Mam dziś dla Was przepis na coś orzeźwiającego, zdrowego, kolorowego, słodkiego i wprost przepysznego. Przedstawiam Wam mrożony mus truskawkowy ze świeżą bazylią i miętą, który może być również najprawdziwszym sorbetem.

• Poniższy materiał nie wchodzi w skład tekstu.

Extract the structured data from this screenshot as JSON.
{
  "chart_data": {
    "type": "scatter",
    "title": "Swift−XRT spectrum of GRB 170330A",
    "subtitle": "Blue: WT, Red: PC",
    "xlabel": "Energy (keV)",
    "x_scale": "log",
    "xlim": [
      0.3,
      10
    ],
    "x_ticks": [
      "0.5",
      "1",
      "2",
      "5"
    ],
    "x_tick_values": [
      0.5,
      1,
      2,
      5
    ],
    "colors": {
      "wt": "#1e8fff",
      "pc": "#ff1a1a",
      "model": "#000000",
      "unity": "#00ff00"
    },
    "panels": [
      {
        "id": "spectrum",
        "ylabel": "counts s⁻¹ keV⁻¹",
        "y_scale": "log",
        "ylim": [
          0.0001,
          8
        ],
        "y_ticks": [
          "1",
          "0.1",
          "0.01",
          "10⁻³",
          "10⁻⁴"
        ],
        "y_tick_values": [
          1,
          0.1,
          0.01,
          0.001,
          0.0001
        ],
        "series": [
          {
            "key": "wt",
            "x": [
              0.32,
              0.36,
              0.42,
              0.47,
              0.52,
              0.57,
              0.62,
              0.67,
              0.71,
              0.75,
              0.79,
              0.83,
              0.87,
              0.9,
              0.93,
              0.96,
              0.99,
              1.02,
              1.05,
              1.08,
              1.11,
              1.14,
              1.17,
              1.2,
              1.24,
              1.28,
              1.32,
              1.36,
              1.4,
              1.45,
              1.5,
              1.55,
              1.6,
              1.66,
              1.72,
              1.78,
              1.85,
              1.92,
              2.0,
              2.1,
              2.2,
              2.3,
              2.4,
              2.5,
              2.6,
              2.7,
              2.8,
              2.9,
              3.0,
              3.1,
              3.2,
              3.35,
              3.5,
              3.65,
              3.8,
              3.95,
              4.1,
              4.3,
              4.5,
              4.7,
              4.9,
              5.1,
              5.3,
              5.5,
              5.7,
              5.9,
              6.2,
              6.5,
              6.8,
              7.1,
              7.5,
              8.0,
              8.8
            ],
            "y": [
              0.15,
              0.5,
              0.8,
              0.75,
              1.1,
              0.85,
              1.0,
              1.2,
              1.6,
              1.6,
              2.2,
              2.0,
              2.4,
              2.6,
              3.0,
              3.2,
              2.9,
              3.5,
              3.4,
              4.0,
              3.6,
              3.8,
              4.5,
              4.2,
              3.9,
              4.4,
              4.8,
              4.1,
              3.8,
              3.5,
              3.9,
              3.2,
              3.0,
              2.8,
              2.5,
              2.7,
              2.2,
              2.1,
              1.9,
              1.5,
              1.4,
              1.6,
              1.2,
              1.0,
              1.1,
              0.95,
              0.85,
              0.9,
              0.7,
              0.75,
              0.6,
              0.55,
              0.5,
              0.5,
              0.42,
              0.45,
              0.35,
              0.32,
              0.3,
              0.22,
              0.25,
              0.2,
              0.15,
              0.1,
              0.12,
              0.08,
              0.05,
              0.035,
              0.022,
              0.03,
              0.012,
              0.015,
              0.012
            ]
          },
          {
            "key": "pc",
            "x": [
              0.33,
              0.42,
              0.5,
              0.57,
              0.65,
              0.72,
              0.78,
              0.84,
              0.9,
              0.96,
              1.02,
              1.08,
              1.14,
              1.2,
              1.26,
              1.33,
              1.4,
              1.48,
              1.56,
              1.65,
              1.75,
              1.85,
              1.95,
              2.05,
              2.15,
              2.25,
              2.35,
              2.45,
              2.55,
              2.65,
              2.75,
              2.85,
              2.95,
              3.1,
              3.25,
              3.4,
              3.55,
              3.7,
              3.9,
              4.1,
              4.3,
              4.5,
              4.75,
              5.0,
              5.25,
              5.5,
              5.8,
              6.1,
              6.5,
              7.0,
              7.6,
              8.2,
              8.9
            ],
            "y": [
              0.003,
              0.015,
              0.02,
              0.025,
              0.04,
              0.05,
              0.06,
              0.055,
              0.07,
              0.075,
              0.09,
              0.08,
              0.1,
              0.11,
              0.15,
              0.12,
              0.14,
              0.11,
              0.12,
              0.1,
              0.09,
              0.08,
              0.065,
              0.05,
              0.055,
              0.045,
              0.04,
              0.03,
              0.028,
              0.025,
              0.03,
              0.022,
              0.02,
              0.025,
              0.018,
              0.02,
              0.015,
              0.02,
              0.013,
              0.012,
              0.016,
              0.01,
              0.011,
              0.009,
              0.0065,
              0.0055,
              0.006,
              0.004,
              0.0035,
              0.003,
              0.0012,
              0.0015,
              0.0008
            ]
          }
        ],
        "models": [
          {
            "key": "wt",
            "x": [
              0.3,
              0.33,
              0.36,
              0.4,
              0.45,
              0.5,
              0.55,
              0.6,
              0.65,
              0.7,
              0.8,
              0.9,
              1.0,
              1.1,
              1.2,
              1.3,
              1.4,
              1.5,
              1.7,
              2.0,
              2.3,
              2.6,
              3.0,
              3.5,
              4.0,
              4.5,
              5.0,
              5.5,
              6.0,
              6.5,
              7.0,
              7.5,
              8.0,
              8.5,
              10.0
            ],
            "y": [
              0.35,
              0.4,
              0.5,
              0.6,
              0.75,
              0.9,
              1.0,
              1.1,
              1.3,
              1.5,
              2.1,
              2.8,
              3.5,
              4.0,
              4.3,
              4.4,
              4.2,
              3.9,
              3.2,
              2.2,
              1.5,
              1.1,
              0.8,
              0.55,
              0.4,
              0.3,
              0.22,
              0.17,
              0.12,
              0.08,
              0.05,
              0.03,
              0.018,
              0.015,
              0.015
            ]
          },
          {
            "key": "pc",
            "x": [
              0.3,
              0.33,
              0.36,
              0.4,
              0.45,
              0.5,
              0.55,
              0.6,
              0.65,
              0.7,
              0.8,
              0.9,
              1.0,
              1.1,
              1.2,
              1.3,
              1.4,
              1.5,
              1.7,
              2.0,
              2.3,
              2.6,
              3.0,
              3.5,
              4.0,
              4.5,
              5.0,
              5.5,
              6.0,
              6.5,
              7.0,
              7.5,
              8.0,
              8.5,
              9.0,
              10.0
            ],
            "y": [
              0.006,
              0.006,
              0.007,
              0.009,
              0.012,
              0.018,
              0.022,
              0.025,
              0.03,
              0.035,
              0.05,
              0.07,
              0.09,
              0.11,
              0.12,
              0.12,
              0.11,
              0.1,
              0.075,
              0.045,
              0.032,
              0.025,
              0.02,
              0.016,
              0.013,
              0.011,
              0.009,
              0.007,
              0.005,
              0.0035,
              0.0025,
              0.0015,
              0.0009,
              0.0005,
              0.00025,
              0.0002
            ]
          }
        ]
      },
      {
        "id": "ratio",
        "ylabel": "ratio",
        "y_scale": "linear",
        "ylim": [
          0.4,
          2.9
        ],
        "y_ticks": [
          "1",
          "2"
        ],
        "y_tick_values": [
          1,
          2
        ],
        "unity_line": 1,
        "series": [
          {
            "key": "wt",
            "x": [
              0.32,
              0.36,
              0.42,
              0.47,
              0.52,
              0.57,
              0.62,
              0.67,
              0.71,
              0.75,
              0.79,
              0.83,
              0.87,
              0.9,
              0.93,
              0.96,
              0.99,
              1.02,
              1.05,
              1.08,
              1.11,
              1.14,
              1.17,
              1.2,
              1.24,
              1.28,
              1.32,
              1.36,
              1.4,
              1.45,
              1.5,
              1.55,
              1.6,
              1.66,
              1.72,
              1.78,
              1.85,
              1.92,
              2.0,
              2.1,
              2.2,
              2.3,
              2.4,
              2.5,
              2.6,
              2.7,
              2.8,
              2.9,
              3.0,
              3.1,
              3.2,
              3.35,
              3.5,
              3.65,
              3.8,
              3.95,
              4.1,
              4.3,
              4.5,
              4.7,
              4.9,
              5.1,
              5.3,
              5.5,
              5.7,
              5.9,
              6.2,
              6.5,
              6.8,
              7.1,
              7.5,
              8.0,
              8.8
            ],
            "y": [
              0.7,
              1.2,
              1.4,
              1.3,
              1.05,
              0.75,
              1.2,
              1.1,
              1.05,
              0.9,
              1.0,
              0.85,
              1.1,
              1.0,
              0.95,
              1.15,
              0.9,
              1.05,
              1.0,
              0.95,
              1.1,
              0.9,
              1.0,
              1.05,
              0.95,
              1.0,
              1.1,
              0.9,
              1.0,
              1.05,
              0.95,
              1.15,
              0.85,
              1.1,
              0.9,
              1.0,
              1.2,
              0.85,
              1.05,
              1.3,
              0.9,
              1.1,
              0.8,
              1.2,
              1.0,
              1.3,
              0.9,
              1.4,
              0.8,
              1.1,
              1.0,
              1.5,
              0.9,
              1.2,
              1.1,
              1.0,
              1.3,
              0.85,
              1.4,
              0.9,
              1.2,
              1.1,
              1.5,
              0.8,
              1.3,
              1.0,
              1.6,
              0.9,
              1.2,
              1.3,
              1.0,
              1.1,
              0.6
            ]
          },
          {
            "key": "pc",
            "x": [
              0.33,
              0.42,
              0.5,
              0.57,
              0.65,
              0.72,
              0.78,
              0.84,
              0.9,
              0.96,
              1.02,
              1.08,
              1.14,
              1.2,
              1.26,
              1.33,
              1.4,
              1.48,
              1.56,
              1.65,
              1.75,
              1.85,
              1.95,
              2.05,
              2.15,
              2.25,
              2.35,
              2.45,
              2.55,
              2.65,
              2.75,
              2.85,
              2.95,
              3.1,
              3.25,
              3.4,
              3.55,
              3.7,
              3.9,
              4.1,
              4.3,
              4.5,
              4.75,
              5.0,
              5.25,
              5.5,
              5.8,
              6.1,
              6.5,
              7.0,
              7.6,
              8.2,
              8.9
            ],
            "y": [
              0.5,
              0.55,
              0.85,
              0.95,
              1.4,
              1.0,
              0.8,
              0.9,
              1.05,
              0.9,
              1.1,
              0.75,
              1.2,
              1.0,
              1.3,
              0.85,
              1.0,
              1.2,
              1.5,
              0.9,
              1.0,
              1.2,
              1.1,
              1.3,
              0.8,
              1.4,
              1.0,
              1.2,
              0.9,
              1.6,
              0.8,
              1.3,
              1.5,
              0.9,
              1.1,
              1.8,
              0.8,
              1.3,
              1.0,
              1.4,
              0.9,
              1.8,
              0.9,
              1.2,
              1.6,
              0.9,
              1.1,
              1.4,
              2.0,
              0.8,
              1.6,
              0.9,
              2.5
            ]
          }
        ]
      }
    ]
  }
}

Wspominałam tu chyba ostatnio, że na widok świeżych truskawek wprost szaleję ze szczęścia, nie mniejszym entuzjazmem darzę również wszelkie desery, w których główną rolę grają te wyjątkowe owoce. Wracając wczoraj do domu zobaczyłam na wystawie słynnego i kultowego koktajl baru "Arlekin" mus truskawkowy z dużą ilością bitej śmietany, a ponieważ wracałam z siłowni to pochłonięcie takiego deseru było wysoce niewskazane. Szybko jednak zaplanowałam, że sobotnie popołudnie spędzę na przygotowaniu nieco zdrowszej i mniej kalorycznej wersji tamtego musu. I oto ona!
Składniki (na cztery porządne porcje):
- 0,8 kg świeżych truskawek
- 4 łyżki miodu rozpuszczone w 100 ml gorącej wody (można go zastąpić brązowym cukrem)
- 6-7 listków mięty
- 5-6 listków bazylii
- 100 ml wrzątku
Przygotowanie:
- Listki mięty zalewamy wrzątkiem i czekamy 2 minuty aż napar będzie w miarę intensywny.
- Listki wyławiamy z naparu i siekamy razem z listkami bazylii.
- Umyte i obrane truskawki miksujemy w blenderze.
- Truskawki mieszamy z miętowym naparem, posiekanymi listkami mięty i bazylii oraz rozpuszczonym miodem.
- Całość przelewamy do plastikowego pojemnika i wkładamy do zamrażarki na minimum 4 godziny, co godzinę wyjmujemy nasz mus i dokładnie go mieszamy.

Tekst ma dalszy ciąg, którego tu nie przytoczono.